Nella presente sede di legittimità il ricorrente continua a insistere nella propria tesi, volta ad attribuire al costruttore, in concorso con la promissaria e per diverso titolo, la responsabilità per i vizi di costruzione dell’immobile.

Ma se questa è la finalità della censura non può che riconoscersi l’inammissibilità del motivo per difetto di interesse. Le ragioni che sorreggono la decisione assunta dalla corte nei confronti del venditore (il risarcimento del danno, qualora la relativa azione sia congiunta con la riduzione del prezzo, non comprende le spese necessarie per eliminare i vizi) valgono a escludere che analoga pretesa possa essere avanzata dal compratore nei confronti del costruttore. Il compratore si duole della decisione ma non deduce che egli aveva giustificato l’eventuale responsabilità del costruttore per fatto diverso dai vizi di costruzione, nè che avesse accampato pretese risarcitorie diverse dal rimborso del costo di riparazione.

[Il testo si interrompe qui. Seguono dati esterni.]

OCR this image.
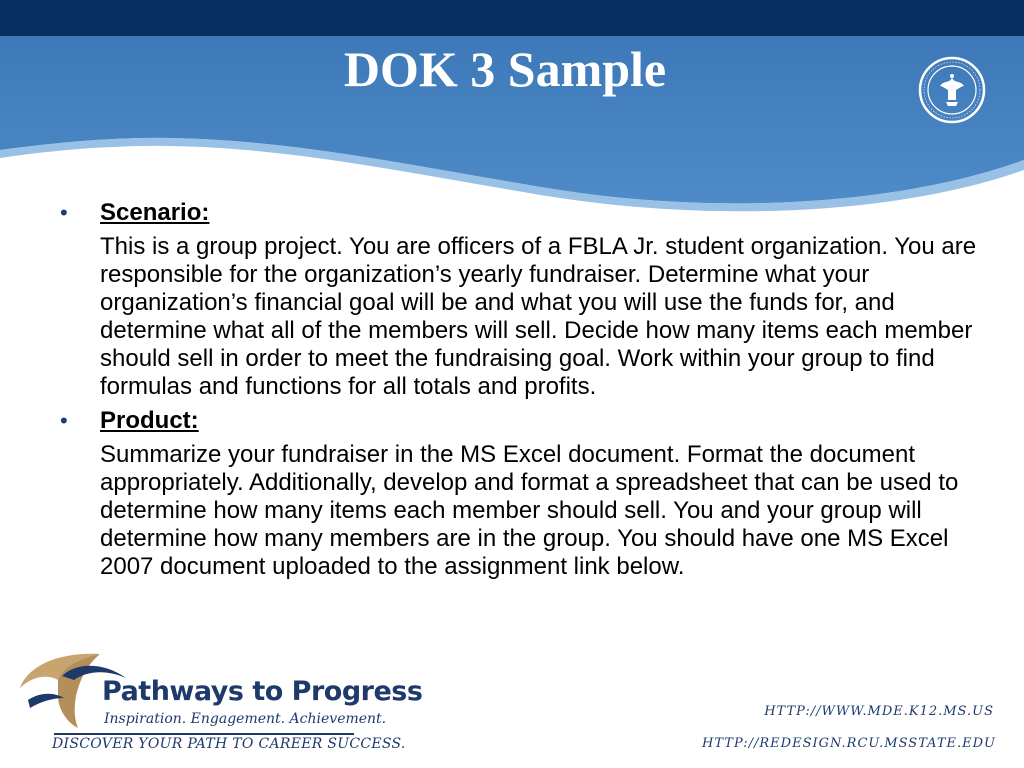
DOK 3 Sample
•	Scenario:
This is a group project. You are officers of a FBLA Jr. student organization. You are responsible for the organization’s yearly fundraiser. Determine what your organization’s financial goal will be and what you will use the funds for, and determine what all of the members will sell. Decide how many items each member should sell in order to meet the fundraising goal. Work within your group to find formulas and functions for all totals and profits.
•	Product:
Summarize your fundraiser in the MS Excel document. Format the document appropriately. Additionally, develop and format a spreadsheet that can be used to determine how many items each member should sell. You and your group will determine how many members are in the group. You should have one MS Excel 2007 document uploaded to the assignment link below.
Pathways to Progress
Inspiration. Engagement. Achievement.
DISCOVER YOUR PATH TO CAREER SUCCESS.
HTTP://WWW.MDE.K12.MS.US
HTTP://REDESIGN.RCU.MSSTATE.EDU
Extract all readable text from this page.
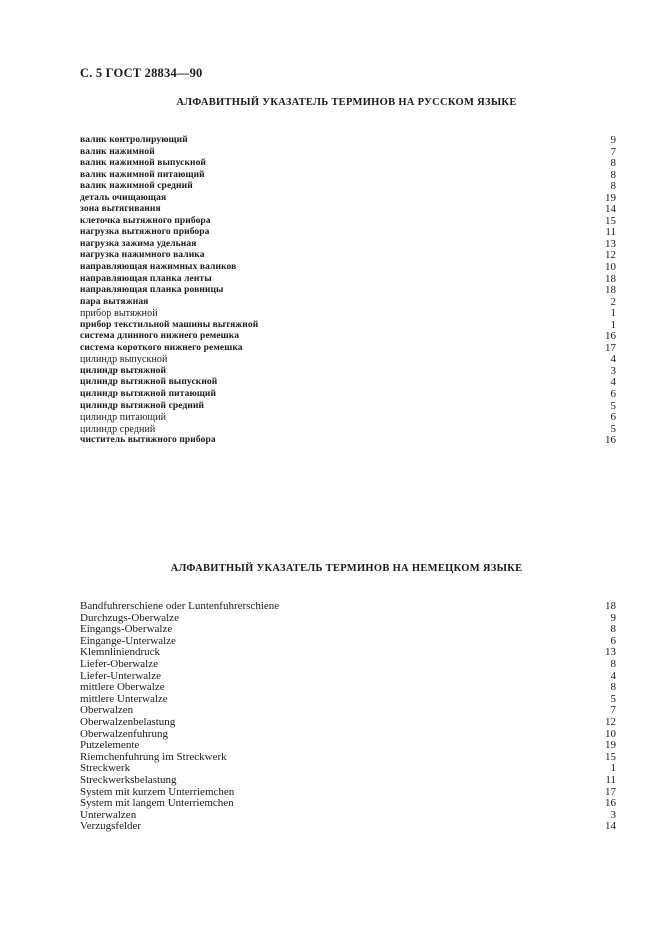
С. 5 ГОСТ 28834—90
АЛФАВИТНЫЙ УКАЗАТЕЛЬ ТЕРМИНОВ НА РУССКОМ ЯЗЫКЕ
валик контролирующий	9
валик нажимной	7
валик нажимной выпускной	8
валик нажимной питающий	8
валик нажимной средний	8
деталь очищающая	19
зона вытягивания	14
клеточка вытяжного прибора	15
нагрузка вытяжного прибора	11
нагрузка зажима удельная	13
нагрузка нажимного валика	12
направляющая нажимных валиков	10
направляющая планка ленты	18
направляющая планка ровницы	18
пара вытяжная	2
прибор вытяжной	1
прибор текстильной машины вытяжной	1
система длинного нижнего ремешка	16
система короткого нижнего ремешка	17
цилиндр выпускной	4
цилиндр вытяжной	3
цилиндр вытяжной выпускной	4
цилиндр вытяжной питающий	6
цилиндр вытяжной средний	5
цилиндр питающий	6
цилиндр средний	5
чиститель вытяжного прибора	16
АЛФАВИТНЫЙ УКАЗАТЕЛЬ ТЕРМИНОВ НА НЕМЕЦКОМ ЯЗЫКЕ
Bandfuhrerschiene oder Luntenfuhrerschiene	18
Durchzugs-Oberwalze	9
Eingangs-Oberwalze	8
Eingange-Unterwalze	6
Klemnliniendruck	13
Liefer-Oberwalze	8
Liefer-Unterwalze	4
mittlere Oberwalze	8
mittlere Unterwalze	5
Oberwalzen	7
Oberwalzenbelastung	12
Oberwalzenfuhrung	10
Putzelemente	19
Riemchenfuhrung im Streckwerk	15
Streckwerk	1
Streckwerksbelastung	11
System mit kurzem Unterriemchen	17
System mit langem Unterriemchen	16
Unterwalzen	3
Verzugsfelder	14
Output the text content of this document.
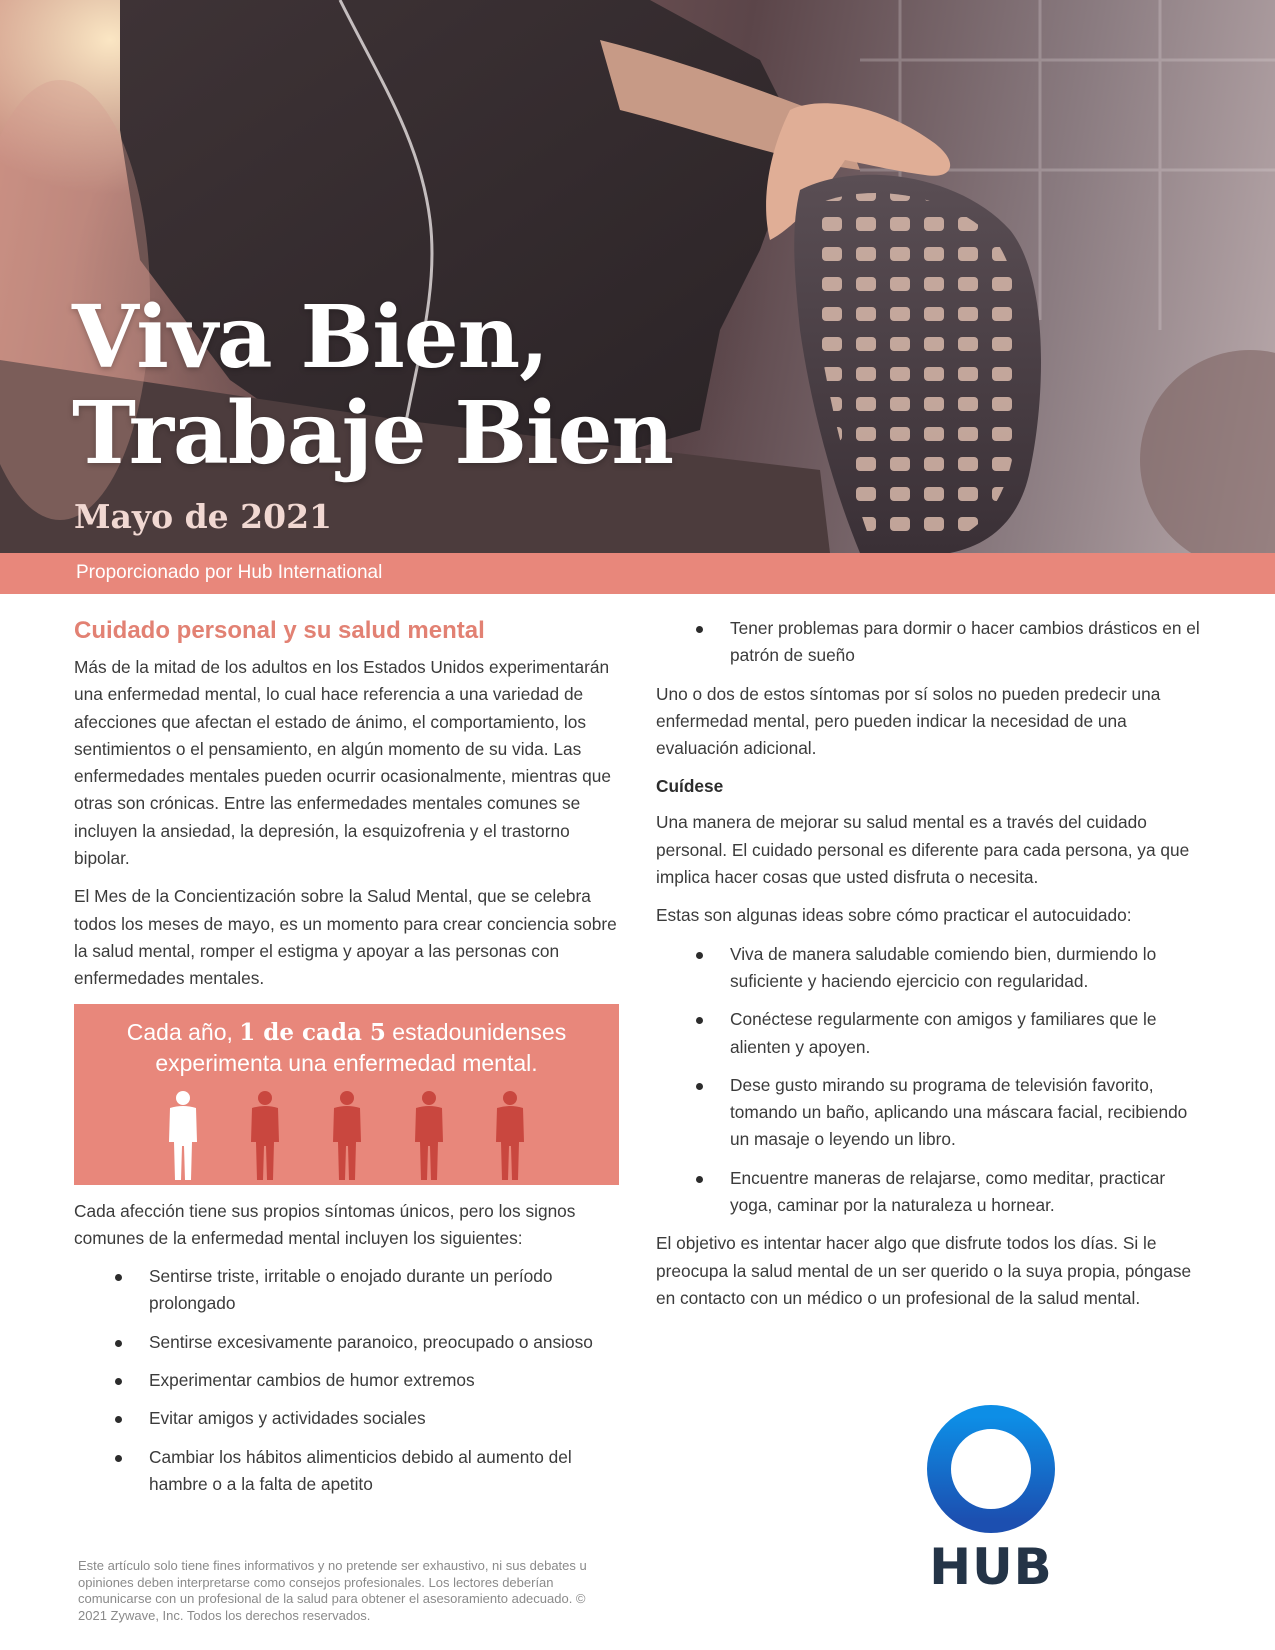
Viva Bien,
Trabaje Bien
Mayo de 2021
Proporcionado por Hub International
Cuidado personal y su salud mental

Más de la mitad de los adultos en los Estados Unidos experimentarán una enfermedad mental, lo cual hace referencia a una variedad de afecciones que afectan el estado de ánimo, el comportamiento, los sentimientos o el pensamiento, en algún momento de su vida. Las enfermedades mentales pueden ocurrir ocasionalmente, mientras que otras son crónicas. Entre las enfermedades mentales comunes se incluyen la ansiedad, la depresión, la esquizofrenia y el trastorno bipolar.

El Mes de la Concientización sobre la Salud Mental, que se celebra todos los meses de mayo, es un momento para crear conciencia sobre la salud mental, romper el estigma y apoyar a las personas con enfermedades mentales.

Cada año, 1 de cada 5 estadounidenses
experimenta una enfermedad mental.

Cada afección tiene sus propios síntomas únicos, pero los signos comunes de la enfermedad mental incluyen los siguientes:

Sentirse triste, irritable o enojado durante un período prolongado
Sentirse excesivamente paranoico, preocupado o ansioso
Experimentar cambios de humor extremos
Evitar amigos y actividades sociales
Cambiar los hábitos alimenticios debido al aumento del hambre o a la falta de apetito
Tener problemas para dormir o hacer cambios drásticos en el patrón de sueño

Uno o dos de estos síntomas por sí solos no pueden predecir una enfermedad mental, pero pueden indicar la necesidad de una evaluación adicional.

Cuídese

Una manera de mejorar su salud mental es a través del cuidado personal. El cuidado personal es diferente para cada persona, ya que implica hacer cosas que usted disfruta o necesita.

Estas son algunas ideas sobre cómo practicar el autocuidado:

Viva de manera saludable comiendo bien, durmiendo lo suficiente y haciendo ejercicio con regularidad.
Conéctese regularmente con amigos y familiares que le alienten y apoyen.
Dese gusto mirando su programa de televisión favorito, tomando un baño, aplicando una máscara facial, recibiendo un masaje o leyendo un libro.
Encuentre maneras de relajarse, como meditar, practicar yoga, caminar por la naturaleza u hornear.

El objetivo es intentar hacer algo que disfrute todos los días. Si le preocupa la salud mental de un ser querido o la suya propia, póngase en contacto con un médico o un profesional de la salud mental.

Este artículo solo tiene fines informativos y no pretende ser exhaustivo, ni sus debates u opiniones deben interpretarse como consejos profesionales. Los lectores deberían comunicarse con un profesional de la salud para obtener el asesoramiento adecuado. © 2021 Zywave, Inc. Todos los derechos reservados.
HUB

6. Il ricorso, pertanto, deve essere interamente rigettato, con addebito di spese in favore della controricorrente Edil 80 s.r.l.

Nulla sulle spese rispetto alla F. & C. s.n.c.

Ci sono le condizioni per dare atto della sussistenza dei presupposti dell’obbligo del versamento, da parte del ricorrente, dell’ulteriore importo a titolo di contributo unificato pari a quello dovuto per la stessa impugnazione, se dovuto.

PQM

Rigetta il ricorso; condanna il ricorrente al pagamento, in favore della controricorrente Edil 80 s.r.l., delle spese del giudizio di legittimità, che liquida in Euro 3.500,00 per compensi, oltre al rimborso delle spese forfetarie nella misura del 15%, agli esborsi liquidati in Euro 200,00, ed agli accessori di legge; ai sensi del D.P.R. n. 115 del 2002, art. 13, comma 1 quater, dà atto della sussistenza dei presupposti processuali per il versamento, da parte del ricorrente, dell’ulteriore importo a titolo di contributo unificato pari a quello dovuto per il ricorso, a norma del cit. art. 13, comma 1-bis, se dovuto.

Così deciso in Roma, nella Camera di consiglio della Sezione Seconda Civile, il 4 dicembre 2019.